I tested two sentences: one from hindi to english, which it translated fine. Another was romanized hindi which it couldn’t handle: input: Sir mera dhaan ka fasal hai Output was the same as input. Both ChatGPT and Google Translate can handle this.
Not sure if this has been asked yet, but how good are the translations from this model compared to normal GPT-3.5 and Claude?
Thanks.
Good question. ALMA compares itself against NLLB and GPT3.5, and the 13B barely surpasses GPT3.5. MADLAD-400 probably beats GPT3.5 on lower resource languages only.
Hi, i have the following error while trying to run it from transformers copying the code provided in huggingface
Traceback (most recent call last):
File “/home/XXX/project/translation/translateMADLAD.py”, line 10, in
tokenizer = T5Tokenizer.from_pretrained(‘jbochi/madlad400-3b-mt’)

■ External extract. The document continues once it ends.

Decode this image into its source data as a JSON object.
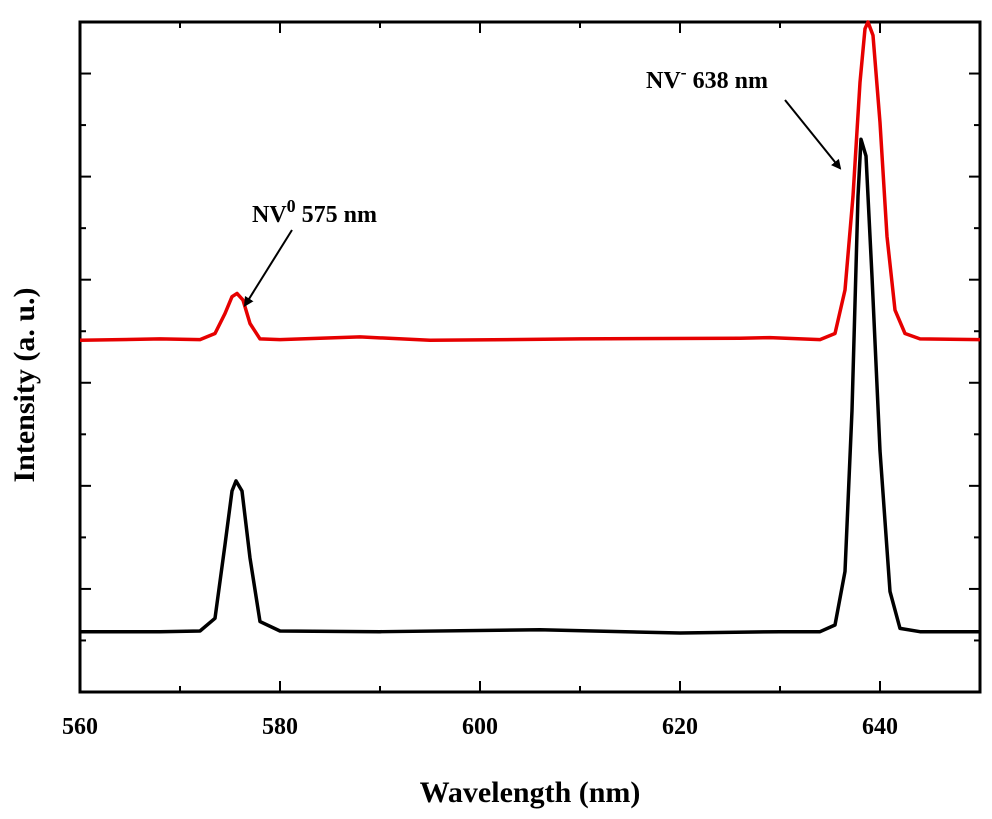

File “/home/lXXX/.local/lib/python3.10/site-packages/transformers/tokenization_utils_base.py”, line 1841, in from_pretrained
return cls._from_pretrained(
File “/home/lXXX/.local/lib/python3.10/site-packages/transformers/tokenization_utils_base.py”, line 2060, in _from_pretrained
raise ValueError(
ValueError: Non-consecutive added token ‘’ found. Should have index 256100 but has index 256000 in saved vocabulary.
What would be the equivalent models based on open source and free for commercial use?
Meta’s NLLB is supposed to be the best translator model, right? But it’s for non-commercial use only. How does MADLAD compare to NLLB?
The MADLAD-400 paper has a bunch of comparisons with NLLB. MADLAD beats NLLB in some benchmarks, it’s quite close in others, and it loses some. But the largest MADLAD is 5x smaller than the original NLLB. It also supports more 2x more languages.
NLLB has horrible performance, I’ve done extensive testing with it and wouldn’t even translate a children’s book with it. Google Translator does a much better job and that’s saying something. lol
For most people, they only need a few languages, such as en cn jp. If there are multiple combination versions, I will use it to develop my own translation application
es, such as en cn jp. If there are multiple combination versions, I will use it to develop my own translation applic
Check the OPUS models by Helsinki-NLP: https://huggingface.co/Helsinki-NLP?sort_models=downloads#models
n00b here. can it run in oobabooga?
It should. Support for T5 based models was added in https://github.com/oobabooga/text-generation-webui/pull/1535
Yes, it indeed works. I managed to run the 10B model on CPU, it uses 40GB of ram, but somehow I felt like your 3b space gave me a better translation.
How do you load the model? I pasted jbochi/madlad400-3b-mt in the download model field and used “transformers” model loader, but it can’t handle it. OSError: It looks like the config file at ‘models/model.safetensors’ is not a valid JSON file.
I think I did exactly like you say, so I have no idea why you got an error.
Why the shitty name?
Gibberish names have been a things since the 90s. It’s hard coming up with a name when everyone is racing to create the next Big Thing. Also, I think techies are more tolerant of cumbersome names/domains.
The koboldcpp-1.46.1 (from October) says ERROR: Detected unimplemented GGUF Arch. It’s best to get the newest version of the backend.